On July 15, 2013, defendants timely filed objections to the R & R. (ECF No. 8.) In the objections, defense counsel apologizes to the Magistrate Judge and the Court and states that he did not intentionally ignore the Court’s orders but, during a “very busy” time, failed to review them in a timely manner. (ECF No. 8 at 2.) The objections, sworn to by defense counsel, provide the information requested in the Magistrate Judge’s orders to show cause. See 14B Charles Alan Wright & Arthur R. Miller, Federal Practice and Procedure § 3723 (3d ed. 1998) (“The district court’s inquiry cannot be limited to the complaint, as it often can be when removal is based on federal question jurisdiction, because certain matters critical for determining diversity jurisdiction, such as the citizenship of the parties or the amount in controversy, may not appear in the state court complaint.”); see also Molina v. Wal–Mart Stores Texas, L.P., 535 F.Supp.2d 805, 807–08 (W.D.Tex.2008) (considering affidavit detailing citizenship of defendant partnership’s members and pre-suit demand letter in denying remand). Regarding the amount-in-controversy requirement, plaintiff’s attorney’s office has indicated that plaintiff underwent surgery to both knees and likely will require a spinal fusion surgery as a result of injuries allegedly sustained in the accident. (ECF No. 8 at 2.) Moreover, plaintiff has demanded the one million dollar policy limit to settle the case. (Id. at 2–3.) With respect to citizenship, the sworn objections state that both members of the defendant LLC are Oregon citizens. (Id. at 3.) Plaintiff is a New York resident. (ECF No. 1.)

 

*2 In light of the representations made in defendants’ objections, the Court finds that defendants have demonstrated a sufficient basis for diversity jurisdiction.
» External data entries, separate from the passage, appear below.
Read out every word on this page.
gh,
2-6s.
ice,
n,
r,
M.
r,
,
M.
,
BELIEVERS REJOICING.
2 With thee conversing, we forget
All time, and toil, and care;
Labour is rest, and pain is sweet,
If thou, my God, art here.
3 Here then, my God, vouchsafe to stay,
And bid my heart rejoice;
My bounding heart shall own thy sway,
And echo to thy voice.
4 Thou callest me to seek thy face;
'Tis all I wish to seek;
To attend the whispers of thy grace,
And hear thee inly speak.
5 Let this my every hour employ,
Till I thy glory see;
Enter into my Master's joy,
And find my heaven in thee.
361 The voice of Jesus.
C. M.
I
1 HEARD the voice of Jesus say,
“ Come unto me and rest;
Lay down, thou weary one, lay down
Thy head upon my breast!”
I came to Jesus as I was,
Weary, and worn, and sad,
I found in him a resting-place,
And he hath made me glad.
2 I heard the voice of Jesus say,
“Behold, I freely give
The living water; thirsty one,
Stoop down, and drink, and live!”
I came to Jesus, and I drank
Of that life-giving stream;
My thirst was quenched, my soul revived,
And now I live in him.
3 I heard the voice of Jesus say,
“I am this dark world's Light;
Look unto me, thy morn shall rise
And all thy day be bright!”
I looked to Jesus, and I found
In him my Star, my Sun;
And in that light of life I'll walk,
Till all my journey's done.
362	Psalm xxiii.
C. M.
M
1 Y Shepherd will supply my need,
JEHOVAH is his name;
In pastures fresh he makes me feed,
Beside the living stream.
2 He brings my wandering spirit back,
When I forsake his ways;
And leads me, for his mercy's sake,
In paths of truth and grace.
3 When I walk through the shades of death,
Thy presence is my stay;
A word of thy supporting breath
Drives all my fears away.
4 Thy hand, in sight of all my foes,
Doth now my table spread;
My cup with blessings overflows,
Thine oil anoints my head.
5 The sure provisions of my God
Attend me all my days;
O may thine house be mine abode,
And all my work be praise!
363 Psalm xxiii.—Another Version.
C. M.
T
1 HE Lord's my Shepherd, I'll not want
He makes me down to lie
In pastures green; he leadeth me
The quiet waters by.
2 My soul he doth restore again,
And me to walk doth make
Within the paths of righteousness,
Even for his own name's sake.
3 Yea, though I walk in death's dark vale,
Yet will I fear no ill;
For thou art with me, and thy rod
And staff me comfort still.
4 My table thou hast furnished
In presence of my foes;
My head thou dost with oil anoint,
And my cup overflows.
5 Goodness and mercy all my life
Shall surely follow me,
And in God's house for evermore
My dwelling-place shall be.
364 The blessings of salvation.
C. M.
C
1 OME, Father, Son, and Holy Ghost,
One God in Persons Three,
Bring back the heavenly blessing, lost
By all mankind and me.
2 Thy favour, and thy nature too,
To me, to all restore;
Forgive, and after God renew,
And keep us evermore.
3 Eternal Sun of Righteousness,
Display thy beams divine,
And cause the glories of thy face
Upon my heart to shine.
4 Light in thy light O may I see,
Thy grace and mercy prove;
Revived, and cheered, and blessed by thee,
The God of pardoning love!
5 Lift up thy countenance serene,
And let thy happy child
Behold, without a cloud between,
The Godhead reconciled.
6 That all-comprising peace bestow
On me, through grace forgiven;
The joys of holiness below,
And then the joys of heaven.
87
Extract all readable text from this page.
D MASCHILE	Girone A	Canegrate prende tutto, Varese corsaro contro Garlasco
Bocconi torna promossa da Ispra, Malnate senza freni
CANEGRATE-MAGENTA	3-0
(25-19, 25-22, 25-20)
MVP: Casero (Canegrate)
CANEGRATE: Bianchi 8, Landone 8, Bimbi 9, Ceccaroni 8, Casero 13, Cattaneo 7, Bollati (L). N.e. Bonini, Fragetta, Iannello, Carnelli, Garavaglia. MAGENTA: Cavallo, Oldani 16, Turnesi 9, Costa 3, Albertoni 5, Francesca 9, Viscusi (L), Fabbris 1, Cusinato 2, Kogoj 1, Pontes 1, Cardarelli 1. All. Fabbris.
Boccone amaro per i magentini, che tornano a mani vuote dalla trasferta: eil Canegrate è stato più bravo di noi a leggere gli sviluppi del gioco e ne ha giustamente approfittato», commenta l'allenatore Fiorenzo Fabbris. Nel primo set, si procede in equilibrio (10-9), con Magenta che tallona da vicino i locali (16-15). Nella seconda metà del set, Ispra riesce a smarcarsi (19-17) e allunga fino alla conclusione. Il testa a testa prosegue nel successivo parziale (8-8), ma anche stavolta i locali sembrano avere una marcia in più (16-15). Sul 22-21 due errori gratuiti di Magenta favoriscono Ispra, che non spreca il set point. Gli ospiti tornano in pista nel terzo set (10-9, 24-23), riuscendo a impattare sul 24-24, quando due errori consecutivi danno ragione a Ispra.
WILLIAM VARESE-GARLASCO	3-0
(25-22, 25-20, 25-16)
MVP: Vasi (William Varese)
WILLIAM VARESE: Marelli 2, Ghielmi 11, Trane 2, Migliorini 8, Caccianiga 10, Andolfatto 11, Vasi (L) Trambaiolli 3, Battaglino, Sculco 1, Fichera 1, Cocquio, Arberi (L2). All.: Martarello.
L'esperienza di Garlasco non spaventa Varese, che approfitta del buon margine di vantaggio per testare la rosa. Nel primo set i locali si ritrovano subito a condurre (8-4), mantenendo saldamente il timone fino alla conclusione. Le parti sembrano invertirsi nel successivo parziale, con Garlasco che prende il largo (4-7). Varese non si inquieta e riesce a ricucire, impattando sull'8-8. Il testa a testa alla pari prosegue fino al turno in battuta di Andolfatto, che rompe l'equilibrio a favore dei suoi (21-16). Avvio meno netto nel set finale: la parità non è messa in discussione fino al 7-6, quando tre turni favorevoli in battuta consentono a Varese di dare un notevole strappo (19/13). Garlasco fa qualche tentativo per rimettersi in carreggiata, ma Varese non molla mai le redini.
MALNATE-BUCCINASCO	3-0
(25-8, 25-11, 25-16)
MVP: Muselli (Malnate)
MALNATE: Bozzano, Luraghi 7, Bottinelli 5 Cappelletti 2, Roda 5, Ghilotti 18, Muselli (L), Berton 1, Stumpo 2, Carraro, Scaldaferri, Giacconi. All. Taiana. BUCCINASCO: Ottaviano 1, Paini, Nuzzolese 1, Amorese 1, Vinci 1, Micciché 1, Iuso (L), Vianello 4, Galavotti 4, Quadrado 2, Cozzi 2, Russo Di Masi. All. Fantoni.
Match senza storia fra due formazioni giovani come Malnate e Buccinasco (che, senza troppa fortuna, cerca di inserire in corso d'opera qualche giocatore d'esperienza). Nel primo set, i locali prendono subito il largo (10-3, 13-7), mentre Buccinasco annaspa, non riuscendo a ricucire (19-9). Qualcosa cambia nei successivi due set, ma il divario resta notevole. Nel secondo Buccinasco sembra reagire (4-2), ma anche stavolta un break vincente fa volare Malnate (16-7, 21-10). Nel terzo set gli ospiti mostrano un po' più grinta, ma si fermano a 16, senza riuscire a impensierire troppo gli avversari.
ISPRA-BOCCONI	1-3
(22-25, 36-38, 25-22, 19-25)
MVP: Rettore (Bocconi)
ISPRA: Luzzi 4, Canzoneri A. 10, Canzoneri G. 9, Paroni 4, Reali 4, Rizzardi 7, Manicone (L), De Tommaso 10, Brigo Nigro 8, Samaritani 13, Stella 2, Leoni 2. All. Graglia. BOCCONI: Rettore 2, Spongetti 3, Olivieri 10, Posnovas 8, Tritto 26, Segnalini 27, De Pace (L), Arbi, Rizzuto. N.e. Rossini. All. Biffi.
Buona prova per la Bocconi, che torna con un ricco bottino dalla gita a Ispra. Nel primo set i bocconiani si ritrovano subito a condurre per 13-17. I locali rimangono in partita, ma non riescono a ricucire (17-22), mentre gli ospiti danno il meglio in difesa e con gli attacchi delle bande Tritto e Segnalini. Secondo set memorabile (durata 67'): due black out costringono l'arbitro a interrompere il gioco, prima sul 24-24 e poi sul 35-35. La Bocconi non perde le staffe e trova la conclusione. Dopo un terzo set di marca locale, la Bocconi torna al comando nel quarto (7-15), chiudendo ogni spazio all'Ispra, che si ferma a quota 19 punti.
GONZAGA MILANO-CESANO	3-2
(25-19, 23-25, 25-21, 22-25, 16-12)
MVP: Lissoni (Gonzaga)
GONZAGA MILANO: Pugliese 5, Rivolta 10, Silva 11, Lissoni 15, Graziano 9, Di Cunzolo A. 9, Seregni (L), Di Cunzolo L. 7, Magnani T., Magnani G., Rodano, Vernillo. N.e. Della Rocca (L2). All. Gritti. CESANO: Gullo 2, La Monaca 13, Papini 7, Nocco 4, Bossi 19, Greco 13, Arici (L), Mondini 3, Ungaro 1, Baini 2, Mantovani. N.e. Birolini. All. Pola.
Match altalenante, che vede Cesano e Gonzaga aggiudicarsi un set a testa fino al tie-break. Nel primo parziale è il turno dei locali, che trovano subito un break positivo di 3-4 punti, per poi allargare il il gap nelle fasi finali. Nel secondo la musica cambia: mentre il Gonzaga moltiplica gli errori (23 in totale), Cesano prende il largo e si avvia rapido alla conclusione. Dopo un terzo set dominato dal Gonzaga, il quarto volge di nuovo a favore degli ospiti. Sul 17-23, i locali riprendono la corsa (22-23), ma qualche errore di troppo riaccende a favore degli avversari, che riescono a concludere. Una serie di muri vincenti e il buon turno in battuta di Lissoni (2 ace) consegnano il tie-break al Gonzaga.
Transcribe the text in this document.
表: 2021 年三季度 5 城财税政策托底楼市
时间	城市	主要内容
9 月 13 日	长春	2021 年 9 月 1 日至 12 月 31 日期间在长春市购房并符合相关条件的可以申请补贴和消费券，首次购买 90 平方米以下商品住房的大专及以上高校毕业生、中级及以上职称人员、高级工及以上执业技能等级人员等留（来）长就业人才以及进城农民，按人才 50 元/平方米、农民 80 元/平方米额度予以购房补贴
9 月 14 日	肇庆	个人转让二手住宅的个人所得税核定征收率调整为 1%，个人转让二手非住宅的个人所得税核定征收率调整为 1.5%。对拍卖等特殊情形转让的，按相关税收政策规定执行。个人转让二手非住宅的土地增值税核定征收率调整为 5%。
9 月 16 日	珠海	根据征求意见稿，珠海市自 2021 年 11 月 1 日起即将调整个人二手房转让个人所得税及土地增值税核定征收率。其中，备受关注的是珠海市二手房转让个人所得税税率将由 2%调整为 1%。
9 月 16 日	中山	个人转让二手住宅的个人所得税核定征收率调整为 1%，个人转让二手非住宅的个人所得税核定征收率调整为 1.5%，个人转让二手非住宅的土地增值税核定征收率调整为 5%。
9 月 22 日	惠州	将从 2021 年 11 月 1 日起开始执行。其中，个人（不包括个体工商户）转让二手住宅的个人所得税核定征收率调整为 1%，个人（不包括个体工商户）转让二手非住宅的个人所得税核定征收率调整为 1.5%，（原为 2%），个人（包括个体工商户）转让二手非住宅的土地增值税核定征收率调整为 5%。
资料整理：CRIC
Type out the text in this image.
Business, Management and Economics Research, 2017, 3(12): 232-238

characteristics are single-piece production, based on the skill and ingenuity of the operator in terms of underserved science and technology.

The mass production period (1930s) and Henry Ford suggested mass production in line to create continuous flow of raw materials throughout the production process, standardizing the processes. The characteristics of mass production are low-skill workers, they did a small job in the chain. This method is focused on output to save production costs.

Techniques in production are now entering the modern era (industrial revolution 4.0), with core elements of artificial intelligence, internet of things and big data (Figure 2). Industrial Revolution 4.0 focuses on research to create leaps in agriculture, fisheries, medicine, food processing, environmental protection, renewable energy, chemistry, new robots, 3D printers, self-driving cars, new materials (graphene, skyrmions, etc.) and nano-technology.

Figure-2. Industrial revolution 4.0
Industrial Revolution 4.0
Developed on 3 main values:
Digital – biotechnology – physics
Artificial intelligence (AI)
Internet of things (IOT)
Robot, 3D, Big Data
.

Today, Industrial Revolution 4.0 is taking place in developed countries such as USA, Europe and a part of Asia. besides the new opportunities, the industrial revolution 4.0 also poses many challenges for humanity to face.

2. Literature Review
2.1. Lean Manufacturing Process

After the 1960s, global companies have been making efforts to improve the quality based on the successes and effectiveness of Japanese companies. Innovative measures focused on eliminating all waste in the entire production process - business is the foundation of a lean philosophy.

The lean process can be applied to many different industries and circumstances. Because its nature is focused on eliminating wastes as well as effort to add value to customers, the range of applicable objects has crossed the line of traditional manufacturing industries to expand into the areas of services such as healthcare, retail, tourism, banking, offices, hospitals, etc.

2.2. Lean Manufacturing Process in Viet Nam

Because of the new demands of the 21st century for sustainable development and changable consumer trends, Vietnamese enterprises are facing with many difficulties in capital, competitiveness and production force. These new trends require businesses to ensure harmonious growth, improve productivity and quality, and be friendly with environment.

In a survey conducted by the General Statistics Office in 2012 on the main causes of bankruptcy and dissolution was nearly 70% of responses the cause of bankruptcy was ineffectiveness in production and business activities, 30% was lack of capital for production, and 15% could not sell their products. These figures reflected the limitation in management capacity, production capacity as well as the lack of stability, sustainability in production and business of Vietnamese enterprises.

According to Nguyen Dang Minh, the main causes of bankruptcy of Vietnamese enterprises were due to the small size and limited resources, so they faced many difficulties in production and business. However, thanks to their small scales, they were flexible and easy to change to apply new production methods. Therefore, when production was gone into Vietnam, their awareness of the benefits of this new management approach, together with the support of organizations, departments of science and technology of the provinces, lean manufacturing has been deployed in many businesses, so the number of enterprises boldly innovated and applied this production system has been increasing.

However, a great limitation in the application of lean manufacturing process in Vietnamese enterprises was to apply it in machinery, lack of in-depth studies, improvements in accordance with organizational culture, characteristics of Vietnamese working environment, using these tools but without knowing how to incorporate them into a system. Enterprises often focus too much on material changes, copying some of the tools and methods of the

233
See 28 U.S.C. § 1332. Given the short amount of time provided for defendants to respond, and defense counsel’s apology and assurance against future recurrences, the Court will not sanction defense counsel.

 

 

CONCLUSION

For the reasons set forth above, the R & R (ECF No. 7) is rejected.

 

SO ORDERED.

 

 

Footnotes

 

1

 

The Court finds no fault with the Magistrate Judge’s analysis. Instead, the Court bases this decision on information presented to the Court only after the Magistrate Judge issued the instant R & R.